Eye of the Storm | Business Facilities - Area Economic Development, Site Selection & Workforce Solutions

The dedication of the Martin Luther King, Jr. Memorial in Washington, D.C. has been postponed.

The dedication of the Martin Luther King, Jr. Memorial in Washington, D.C. has been postponed.

Eye of the Storm

Eye of the Storm | Business Facilities - Area Economic Development, Site Selection & Workforce Solutions

Martin Luther King, Jr. would not have been disappointed that the dedication of a national monument in his honor has been postponed due to a hurricane.

The dedication ceremony was scheduled to take place on Sunday, the 48th anniversary of Dr. King’s “I Have a Dream” speech. The nation’s newest monument, located near the Tidal Basin not far from the Lincoln Memorial, features King partially chiseled from a small mountain of granite. It is meant to be the embodiment of his call during the most turbulent days of the civil rights movement to “hew out of the mountain of despair a stone of hope.”

Martin Luther King, Jr. did not seek to become the leader of a national uprising in the 1950s to finish a battle that had begun in another century, during a war on American soil that nearly tore the nation to pieces.

The young preacher with a rumbling baritone and inspirational cadences was 26 years old when he was summoned from the pulpit of his father’s church in Atlanta to lend his voice to a bus boycott in Montgomery, Alabama. With the simple act of refusing to take a seat in the back of a city bus, Rosa Parks had delicately laid down a gauntlet that challenged the entire structure of a flawed society which tolerated segregation and second-class citizenship.

King mounted the national pulpit and held up a mirror to America. He challenged Americans to look at a nation that had failed, miserably and for almost two centuries, to live out the true meaning of its creed. His rhetoric inspired thousands to join the civil rights movement, but these followers soon learned that their new leader required something of them which was a non-negotiable condition of his leadership.

He told them he would lead them only if they could hold themselves to the examples set by Gandhi and Jesus. He told them they could not raise a hand in anger to their oppressors, no matter how harsh the oppression. He told them this was the only way their movement could succeed. He told them they must be prepared to die a martyr’s death to save America.

And then he set about creating his own example.
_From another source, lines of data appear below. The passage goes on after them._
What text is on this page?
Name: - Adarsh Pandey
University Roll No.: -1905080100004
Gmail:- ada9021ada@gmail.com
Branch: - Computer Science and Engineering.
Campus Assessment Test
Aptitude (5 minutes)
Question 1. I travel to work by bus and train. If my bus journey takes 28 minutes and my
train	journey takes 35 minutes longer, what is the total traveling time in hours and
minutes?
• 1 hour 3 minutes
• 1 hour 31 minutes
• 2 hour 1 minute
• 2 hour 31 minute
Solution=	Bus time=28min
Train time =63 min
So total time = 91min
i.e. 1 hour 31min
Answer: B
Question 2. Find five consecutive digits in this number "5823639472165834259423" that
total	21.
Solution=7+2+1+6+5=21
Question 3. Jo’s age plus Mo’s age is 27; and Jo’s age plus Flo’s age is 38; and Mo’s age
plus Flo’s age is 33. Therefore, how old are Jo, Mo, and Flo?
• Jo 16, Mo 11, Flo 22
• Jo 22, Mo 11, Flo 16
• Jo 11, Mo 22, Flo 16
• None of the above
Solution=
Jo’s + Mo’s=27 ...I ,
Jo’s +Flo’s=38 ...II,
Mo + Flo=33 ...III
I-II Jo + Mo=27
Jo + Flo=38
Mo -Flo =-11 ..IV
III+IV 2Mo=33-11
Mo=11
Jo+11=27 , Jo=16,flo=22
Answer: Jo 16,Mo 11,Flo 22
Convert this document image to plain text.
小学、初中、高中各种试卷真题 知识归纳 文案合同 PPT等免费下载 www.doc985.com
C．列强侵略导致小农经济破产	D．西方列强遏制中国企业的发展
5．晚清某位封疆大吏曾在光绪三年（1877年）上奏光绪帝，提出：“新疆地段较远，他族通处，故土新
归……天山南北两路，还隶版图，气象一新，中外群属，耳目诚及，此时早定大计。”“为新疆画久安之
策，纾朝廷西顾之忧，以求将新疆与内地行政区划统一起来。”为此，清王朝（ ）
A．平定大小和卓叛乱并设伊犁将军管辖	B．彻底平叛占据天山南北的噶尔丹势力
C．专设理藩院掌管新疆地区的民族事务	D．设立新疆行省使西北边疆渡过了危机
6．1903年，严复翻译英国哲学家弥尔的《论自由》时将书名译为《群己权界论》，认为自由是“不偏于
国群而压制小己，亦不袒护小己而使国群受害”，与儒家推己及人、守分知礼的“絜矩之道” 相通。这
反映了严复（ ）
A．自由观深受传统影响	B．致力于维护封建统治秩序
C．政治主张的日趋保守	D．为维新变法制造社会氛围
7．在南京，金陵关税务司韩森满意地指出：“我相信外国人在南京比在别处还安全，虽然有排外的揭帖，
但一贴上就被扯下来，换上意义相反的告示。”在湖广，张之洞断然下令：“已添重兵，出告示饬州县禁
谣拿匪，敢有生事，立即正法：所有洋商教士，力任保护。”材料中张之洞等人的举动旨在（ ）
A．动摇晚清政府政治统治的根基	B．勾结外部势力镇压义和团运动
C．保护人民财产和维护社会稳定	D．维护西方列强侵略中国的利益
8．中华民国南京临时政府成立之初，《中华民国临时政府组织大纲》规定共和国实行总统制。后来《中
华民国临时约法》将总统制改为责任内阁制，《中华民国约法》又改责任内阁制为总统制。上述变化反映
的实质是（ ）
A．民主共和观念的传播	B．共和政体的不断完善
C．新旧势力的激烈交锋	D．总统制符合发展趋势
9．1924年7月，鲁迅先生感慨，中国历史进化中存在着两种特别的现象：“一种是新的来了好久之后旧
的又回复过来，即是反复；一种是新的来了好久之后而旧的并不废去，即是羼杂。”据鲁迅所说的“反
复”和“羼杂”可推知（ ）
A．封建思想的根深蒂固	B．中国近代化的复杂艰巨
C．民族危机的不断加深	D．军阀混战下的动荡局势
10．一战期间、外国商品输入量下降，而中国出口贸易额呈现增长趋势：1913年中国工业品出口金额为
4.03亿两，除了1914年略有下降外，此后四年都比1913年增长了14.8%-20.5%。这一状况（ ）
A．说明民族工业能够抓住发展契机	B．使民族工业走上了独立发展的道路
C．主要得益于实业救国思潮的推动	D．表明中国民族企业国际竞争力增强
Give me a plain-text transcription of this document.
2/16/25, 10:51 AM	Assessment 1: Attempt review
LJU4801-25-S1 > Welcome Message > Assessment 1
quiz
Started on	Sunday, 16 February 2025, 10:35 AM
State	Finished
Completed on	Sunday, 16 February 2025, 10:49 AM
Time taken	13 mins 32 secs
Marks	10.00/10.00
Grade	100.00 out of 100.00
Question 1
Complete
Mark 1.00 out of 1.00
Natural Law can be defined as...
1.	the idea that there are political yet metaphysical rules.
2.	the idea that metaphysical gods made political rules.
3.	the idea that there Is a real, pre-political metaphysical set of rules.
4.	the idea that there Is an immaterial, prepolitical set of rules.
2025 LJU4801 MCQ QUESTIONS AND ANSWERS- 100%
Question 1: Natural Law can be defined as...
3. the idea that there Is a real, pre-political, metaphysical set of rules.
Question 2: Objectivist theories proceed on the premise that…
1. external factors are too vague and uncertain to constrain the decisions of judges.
King was jailed, his house was bombed, his phone was wiretapped and his peaceful marches were met with high-pressure water hoses, snarling police dogs and thugs wielding billy clubs. America saw itself in King’s mirror, standing idly by or worse, spewing epithets at the freedom marchers.

In August of 1963, America held its breath as King summoned the movement to march on Washington, D.C. The newspapers were filled with warnings that violence was expected, that federal troops were being readied to defend the nation’s capital. Everyone braced for an explosion of pent-up anger, a bill come due for all the bombings, lynchings, beatings and bullying.

Instead, one hundred years and a few weeks after the bloodiest battle of the Civil War, Martin Luther King, Jr. stood in front of Abraham Lincoln’s statue and asked America if it still had a dream.

King knew that every minute he stood before America and challenged it to live up to its ideals he was a minute closer to facing a bullet he knew had his name on it. He delivered his own eulogy, telling us to ignore the Nobel Peace Prize and other honors that were bestowed upon him, to remember that he was “a drum major for peace, a drum major for righteousness, a drum major for freedom.” He told us he would not get to the promised land, but that if we would “keep on keepin’ on,” we could.

Martin Luther King, Jr. had many opportunities to avoid the fate that awaited him. Other civil rights leaders would have stepped in to take his place had he chosen to go home and resume being a father to his four young children. He must have thought about doing just that many times as he stood before the mountain of despair with his chisel.

Instead, on a visit to Memphis in 1968 to lend support to striking garbage workers, he stepped forward on a motel balcony and took the bullet he knew was coming.

King took that bullet and laid his body across the vast chasm of hatred and ignorance that had divided this nation and, with his dying breath, he told us: “America, walk across my back. You can make it to the other side. You can make it to the promised land.”

And in the years that followed, every time we faltered, there was an echo: “America,” King whispered. “You’ve got to keep on keepin’ on.”

The National Mall will be empty this weekend, as a mighty storm makes its way through Washington. The storm will pass and, in a few weeks, the rescheduled dedication of the Martin Luther King, Jr. Memorial will take place. Thousands will attend as King, who would have been 83 years old in January, is formally enshrined on the nation’s pantheon of heroes.

But this week, the Martin Luther King, Jr. we remember will be standing alone to face the harsh winds and driving rain of a terrible cataclysm. He will not bow to the forces that have been unleashed to bring him down and he will not strike back in anger. When the eye of the hurricane passes over, we will see him, a solitary figure in the calm at the heart of the storm.

A stone of hope hewn out of a mountain of despair.